Page MenuHomePhabricator

Add Link engineering: Provide a mechanism for recording credit to a user if they review all link recommendations with "no" or "skip"
Closed, ResolvedPublic

Description

This one relates to T266446: Add Link engineering: Provide a mechanism for storing data about which link recommendations were rejected by the user in that T266446 also is concerned with what happens to "no" or "skip" actions.

Unlike T266446, here we want to specifically account for cases where a user might review (just "reject"? or also "skip" actions?) all link recommendations for an article. The user hasn't made an edit, but we will want to record this as a contribution on the user's impact module.

Some ideas:

  • store some structured data in a user preference.
  • retain the rows in the MySQL table (never delete) used for caching link recommendations, and have a new table where we store information about what actions a user took for a particular set of recommendations
  • create a log type and log to Special:Log. (The UX would have to be clear to the user that even though they didn't make an edit, their activity would still be visible publicly to other users.)

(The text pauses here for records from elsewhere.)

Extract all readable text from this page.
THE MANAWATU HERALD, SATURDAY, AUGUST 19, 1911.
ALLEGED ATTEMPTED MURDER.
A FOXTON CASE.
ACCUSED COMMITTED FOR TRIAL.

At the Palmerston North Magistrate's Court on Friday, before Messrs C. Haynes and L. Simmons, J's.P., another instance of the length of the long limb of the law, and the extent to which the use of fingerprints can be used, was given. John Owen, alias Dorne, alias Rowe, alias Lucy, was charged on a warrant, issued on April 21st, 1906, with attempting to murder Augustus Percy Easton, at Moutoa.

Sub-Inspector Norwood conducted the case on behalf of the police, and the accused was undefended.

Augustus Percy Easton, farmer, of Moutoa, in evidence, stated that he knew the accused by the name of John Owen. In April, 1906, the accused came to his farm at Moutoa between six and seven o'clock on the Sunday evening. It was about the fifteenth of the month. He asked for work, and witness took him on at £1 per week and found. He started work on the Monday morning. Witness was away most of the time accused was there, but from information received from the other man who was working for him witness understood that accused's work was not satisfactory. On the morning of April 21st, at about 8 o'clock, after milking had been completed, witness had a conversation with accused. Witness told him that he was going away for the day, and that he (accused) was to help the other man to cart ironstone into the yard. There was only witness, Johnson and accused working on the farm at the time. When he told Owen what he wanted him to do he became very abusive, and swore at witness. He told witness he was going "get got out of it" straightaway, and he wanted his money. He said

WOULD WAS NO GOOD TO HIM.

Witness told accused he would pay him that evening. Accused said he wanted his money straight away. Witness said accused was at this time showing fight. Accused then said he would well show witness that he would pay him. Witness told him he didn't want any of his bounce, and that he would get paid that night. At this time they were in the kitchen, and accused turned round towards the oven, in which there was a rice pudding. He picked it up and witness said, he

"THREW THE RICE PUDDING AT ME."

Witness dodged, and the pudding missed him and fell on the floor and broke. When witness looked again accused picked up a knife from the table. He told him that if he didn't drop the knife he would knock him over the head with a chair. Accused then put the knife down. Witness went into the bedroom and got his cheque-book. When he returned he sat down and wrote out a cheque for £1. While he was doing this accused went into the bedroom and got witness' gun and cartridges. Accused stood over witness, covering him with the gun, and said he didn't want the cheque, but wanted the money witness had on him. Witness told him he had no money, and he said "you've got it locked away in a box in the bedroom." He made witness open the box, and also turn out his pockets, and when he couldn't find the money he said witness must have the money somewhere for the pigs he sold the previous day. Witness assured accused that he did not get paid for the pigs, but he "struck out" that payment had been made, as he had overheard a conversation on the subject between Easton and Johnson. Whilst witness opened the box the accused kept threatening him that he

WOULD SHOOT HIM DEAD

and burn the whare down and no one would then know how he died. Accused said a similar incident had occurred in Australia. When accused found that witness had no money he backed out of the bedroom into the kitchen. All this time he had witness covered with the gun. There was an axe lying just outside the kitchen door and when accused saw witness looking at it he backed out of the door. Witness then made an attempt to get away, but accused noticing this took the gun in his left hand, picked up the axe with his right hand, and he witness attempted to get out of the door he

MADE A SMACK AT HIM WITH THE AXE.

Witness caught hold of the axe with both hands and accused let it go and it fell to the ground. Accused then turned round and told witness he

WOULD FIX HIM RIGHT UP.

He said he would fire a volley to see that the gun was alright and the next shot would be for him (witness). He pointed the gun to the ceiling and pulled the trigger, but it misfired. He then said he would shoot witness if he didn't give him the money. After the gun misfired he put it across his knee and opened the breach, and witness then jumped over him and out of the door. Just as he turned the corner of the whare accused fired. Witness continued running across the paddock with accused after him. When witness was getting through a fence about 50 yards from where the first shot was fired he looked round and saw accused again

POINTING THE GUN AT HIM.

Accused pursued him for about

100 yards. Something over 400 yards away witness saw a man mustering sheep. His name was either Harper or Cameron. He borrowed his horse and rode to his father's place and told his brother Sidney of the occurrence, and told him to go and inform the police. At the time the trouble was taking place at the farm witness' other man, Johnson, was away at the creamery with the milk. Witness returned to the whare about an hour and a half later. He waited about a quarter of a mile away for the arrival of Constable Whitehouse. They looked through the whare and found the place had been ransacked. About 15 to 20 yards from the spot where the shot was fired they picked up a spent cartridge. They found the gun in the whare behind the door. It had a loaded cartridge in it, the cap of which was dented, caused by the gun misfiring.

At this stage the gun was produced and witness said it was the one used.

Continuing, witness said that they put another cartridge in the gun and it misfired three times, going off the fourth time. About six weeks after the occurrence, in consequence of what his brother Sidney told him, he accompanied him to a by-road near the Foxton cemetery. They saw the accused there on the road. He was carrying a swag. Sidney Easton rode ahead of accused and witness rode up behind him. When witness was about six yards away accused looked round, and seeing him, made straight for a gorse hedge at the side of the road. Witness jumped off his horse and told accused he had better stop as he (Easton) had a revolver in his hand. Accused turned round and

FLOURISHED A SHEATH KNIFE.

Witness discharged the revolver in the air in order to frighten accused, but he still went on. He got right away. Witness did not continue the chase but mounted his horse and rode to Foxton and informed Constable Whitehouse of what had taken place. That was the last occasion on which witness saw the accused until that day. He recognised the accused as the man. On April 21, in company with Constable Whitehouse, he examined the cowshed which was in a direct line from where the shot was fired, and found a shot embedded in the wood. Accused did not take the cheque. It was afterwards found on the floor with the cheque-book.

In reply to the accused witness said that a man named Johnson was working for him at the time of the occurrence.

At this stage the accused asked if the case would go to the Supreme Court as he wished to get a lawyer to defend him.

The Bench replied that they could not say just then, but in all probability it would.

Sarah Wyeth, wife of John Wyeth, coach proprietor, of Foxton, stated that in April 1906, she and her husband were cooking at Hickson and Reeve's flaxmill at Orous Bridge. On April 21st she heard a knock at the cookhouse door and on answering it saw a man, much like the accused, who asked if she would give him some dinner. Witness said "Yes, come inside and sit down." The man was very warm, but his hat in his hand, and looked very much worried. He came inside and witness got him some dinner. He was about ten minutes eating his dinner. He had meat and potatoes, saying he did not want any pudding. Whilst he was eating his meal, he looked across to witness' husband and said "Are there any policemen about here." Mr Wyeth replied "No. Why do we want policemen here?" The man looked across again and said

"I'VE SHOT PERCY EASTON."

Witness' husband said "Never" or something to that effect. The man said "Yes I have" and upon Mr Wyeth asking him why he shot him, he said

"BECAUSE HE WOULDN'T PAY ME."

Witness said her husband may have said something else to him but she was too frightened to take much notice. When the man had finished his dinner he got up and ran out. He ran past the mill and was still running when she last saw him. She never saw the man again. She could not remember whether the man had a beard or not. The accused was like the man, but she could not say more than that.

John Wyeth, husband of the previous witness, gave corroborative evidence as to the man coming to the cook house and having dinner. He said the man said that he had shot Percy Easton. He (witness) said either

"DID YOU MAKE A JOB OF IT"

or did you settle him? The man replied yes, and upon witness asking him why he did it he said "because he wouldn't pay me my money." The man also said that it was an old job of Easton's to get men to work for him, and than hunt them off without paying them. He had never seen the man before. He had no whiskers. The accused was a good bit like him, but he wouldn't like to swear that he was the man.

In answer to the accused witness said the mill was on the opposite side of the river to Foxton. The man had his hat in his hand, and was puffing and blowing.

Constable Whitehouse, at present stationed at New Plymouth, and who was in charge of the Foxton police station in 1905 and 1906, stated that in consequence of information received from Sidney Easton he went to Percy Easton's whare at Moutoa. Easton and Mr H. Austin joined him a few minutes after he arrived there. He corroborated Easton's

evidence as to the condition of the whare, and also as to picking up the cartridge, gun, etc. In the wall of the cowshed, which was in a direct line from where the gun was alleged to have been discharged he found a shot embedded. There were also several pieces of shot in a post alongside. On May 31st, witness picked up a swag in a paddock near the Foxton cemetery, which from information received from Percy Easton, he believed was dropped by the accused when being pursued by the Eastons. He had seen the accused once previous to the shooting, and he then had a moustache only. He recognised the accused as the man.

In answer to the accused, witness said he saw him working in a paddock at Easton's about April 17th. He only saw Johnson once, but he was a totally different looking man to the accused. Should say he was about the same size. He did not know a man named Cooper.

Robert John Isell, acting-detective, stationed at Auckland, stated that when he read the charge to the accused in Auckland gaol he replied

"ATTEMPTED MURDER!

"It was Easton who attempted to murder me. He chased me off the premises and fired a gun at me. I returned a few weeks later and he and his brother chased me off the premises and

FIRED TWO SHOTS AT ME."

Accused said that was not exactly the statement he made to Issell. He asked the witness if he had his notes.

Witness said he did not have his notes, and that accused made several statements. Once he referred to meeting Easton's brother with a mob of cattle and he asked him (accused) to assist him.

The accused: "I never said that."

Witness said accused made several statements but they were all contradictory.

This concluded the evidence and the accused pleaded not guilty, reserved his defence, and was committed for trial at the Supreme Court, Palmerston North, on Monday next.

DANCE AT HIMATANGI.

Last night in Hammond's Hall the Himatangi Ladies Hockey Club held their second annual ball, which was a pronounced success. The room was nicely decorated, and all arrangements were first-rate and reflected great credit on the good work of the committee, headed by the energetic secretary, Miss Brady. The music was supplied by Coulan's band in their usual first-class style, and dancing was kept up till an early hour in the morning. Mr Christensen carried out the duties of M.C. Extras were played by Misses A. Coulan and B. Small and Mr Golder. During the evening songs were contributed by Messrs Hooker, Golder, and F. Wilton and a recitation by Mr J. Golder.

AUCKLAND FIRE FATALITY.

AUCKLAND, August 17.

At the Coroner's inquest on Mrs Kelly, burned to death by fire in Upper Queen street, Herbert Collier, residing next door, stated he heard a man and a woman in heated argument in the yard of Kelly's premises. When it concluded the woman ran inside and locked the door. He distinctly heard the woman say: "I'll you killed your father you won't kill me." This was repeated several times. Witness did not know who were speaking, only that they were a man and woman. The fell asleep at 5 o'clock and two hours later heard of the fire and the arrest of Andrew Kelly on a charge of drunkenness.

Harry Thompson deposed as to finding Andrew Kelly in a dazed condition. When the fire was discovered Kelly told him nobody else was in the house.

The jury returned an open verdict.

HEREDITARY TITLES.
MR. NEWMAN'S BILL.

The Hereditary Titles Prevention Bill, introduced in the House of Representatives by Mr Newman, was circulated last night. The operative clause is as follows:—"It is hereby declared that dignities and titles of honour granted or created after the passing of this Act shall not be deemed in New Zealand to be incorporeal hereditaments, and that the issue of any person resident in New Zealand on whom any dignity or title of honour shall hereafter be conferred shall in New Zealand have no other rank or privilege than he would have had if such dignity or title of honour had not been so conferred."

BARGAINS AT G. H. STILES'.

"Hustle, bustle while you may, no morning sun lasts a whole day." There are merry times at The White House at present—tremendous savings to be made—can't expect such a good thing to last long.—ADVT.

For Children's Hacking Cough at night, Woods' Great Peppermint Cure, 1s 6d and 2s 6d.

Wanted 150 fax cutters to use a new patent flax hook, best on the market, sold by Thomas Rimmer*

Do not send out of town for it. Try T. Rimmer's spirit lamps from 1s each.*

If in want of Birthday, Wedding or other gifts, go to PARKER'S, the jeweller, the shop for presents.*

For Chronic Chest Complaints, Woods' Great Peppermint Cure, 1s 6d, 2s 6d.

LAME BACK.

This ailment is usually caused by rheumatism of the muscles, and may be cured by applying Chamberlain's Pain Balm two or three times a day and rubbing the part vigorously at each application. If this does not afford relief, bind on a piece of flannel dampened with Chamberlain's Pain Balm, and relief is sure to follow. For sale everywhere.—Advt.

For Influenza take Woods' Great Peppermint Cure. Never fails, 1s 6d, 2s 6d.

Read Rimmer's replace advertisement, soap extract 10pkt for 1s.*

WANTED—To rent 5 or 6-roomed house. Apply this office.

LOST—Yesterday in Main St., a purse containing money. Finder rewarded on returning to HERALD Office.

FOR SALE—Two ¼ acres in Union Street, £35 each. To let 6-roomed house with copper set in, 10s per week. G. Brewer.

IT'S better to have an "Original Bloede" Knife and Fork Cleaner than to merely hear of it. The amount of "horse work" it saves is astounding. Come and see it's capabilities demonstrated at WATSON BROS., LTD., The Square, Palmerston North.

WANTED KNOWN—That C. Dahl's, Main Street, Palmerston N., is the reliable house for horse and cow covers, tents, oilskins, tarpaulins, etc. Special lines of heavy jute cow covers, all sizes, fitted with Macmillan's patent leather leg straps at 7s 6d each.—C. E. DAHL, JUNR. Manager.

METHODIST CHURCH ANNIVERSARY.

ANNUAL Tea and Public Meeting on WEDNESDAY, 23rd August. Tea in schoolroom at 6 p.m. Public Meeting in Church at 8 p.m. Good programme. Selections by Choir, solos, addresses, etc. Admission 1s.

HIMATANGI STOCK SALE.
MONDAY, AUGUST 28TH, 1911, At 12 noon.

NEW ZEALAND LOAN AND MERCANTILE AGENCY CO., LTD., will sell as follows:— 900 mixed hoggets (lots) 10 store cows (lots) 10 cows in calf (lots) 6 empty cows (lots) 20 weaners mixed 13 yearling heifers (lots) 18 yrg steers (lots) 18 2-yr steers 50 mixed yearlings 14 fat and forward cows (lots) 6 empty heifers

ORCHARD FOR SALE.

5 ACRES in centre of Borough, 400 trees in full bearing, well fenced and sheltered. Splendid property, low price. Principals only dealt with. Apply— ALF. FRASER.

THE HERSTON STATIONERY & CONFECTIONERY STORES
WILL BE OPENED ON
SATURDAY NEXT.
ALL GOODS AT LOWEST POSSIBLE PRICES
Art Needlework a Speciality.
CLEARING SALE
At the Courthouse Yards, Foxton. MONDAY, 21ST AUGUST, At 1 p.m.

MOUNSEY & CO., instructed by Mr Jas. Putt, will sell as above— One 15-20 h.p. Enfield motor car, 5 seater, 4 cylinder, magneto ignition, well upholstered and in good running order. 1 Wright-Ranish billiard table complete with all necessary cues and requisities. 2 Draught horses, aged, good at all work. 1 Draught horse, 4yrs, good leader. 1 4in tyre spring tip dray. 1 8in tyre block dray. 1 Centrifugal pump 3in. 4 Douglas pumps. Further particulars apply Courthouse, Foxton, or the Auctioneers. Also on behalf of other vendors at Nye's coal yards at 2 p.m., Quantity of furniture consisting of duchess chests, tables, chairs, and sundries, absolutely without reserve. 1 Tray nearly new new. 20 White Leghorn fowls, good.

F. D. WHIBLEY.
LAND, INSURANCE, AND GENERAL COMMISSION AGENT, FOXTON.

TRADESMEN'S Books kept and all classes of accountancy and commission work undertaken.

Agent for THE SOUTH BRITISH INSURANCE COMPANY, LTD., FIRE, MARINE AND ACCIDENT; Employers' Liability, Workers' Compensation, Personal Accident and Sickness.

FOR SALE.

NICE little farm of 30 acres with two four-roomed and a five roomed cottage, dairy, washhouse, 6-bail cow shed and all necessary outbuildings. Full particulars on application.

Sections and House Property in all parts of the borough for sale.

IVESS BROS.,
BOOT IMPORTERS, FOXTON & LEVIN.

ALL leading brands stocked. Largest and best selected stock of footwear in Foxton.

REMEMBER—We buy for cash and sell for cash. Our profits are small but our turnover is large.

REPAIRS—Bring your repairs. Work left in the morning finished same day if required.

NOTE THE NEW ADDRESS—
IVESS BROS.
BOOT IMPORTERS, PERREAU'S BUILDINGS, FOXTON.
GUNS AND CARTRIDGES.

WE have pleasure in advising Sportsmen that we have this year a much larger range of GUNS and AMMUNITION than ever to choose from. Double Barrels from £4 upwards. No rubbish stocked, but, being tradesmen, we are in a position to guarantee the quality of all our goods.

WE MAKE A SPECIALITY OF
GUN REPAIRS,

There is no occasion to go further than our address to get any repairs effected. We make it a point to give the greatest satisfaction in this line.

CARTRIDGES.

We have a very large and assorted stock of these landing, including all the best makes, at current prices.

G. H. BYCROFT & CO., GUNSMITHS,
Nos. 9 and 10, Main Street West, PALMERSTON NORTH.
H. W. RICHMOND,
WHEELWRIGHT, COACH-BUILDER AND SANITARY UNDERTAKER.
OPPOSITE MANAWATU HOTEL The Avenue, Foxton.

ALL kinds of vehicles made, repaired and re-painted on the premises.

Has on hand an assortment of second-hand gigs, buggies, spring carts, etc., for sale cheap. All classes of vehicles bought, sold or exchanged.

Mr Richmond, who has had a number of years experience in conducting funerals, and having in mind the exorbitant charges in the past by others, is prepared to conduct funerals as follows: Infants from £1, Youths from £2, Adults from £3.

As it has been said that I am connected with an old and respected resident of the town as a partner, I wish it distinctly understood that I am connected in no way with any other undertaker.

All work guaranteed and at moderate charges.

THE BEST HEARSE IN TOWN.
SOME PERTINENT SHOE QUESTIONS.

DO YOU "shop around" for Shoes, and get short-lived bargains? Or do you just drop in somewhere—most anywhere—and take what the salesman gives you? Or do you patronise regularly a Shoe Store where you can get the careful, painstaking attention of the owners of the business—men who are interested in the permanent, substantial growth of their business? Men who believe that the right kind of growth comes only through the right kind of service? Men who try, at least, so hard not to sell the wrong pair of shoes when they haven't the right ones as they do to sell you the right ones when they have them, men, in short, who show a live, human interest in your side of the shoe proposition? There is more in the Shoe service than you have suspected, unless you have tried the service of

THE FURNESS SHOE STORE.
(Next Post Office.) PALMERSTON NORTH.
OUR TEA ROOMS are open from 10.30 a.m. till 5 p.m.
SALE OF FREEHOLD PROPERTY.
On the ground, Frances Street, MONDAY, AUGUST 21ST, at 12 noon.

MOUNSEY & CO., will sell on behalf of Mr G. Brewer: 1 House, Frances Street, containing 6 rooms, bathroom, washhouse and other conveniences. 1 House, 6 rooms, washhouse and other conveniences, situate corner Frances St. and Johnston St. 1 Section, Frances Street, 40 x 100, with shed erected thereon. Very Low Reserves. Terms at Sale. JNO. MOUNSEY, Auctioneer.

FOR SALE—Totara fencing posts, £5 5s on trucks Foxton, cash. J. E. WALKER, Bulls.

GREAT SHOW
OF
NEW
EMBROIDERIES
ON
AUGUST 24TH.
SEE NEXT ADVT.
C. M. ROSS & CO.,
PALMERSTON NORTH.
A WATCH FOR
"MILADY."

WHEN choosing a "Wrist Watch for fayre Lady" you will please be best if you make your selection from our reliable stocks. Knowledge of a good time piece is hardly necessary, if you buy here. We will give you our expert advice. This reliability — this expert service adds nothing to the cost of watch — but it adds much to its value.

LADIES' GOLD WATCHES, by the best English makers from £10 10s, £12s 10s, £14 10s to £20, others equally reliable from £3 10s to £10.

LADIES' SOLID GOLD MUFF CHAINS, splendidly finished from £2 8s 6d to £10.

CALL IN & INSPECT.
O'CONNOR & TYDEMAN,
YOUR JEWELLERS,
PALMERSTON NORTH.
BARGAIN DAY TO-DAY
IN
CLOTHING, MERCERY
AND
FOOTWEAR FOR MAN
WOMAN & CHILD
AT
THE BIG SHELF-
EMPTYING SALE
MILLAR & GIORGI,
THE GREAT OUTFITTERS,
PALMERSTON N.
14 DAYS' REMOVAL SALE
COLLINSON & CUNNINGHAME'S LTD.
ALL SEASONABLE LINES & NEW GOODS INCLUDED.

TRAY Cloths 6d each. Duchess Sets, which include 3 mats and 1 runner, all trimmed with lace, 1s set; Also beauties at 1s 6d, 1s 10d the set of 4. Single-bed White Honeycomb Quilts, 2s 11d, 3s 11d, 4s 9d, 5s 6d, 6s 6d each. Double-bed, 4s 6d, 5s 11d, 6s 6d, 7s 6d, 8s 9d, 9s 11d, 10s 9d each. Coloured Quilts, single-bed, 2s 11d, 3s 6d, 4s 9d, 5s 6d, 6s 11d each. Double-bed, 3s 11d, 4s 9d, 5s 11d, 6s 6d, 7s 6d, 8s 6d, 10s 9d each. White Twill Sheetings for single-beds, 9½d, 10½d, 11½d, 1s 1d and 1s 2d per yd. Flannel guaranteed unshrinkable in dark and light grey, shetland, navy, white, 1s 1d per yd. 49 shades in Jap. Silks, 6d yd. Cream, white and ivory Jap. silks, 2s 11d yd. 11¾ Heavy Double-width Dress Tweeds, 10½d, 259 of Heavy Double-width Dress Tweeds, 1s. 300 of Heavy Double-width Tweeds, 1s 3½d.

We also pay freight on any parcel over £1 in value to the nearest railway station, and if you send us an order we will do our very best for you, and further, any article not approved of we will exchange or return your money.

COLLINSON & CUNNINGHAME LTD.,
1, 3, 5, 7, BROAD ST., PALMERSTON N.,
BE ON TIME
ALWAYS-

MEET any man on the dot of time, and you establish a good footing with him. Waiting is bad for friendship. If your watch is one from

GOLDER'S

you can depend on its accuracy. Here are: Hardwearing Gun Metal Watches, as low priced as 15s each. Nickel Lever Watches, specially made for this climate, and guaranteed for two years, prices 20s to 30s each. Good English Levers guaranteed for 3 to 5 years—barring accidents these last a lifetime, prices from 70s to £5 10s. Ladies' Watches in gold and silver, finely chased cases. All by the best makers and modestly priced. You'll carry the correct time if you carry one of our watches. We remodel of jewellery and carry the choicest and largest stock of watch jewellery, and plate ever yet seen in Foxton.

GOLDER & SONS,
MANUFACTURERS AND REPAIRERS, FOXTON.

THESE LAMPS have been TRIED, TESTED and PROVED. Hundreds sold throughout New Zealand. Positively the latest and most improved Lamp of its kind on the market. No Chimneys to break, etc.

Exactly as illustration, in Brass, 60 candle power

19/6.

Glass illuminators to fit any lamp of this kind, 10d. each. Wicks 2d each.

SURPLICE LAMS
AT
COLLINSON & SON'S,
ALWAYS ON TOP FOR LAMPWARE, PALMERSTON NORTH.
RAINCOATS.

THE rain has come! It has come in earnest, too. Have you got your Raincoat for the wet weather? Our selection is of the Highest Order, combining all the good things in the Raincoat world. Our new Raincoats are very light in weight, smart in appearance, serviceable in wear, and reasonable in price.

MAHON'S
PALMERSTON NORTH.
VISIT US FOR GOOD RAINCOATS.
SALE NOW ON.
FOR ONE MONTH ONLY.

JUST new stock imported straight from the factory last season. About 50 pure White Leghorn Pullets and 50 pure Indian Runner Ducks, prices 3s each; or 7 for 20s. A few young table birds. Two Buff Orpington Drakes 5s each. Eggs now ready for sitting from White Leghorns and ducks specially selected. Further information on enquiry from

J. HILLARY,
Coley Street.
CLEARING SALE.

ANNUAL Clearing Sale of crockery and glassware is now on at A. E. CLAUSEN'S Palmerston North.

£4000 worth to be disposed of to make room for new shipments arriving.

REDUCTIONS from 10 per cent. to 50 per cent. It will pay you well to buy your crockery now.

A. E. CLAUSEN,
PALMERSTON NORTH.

Note: from the design perspective, we are in favor of this information being public. We'll need to include some kind of disclosure in the user experience telling the user that their "no" answers will be available publicly for others to see.

Event Timeline

User preferences are poorly suited for large data, and this would be fairly large for an active user (unless we only keep a counter). Special:Log is a fairly low effort approach that provides transparency (might be a good or a bad thing) and can be used reasonably efficiently to tally all contributions of a user. It is not efficient and providing per-page information (what review did the user do on a given page?) as the logging table has no user+page index, but we might never reach the level of per-user edit counts where that would matter.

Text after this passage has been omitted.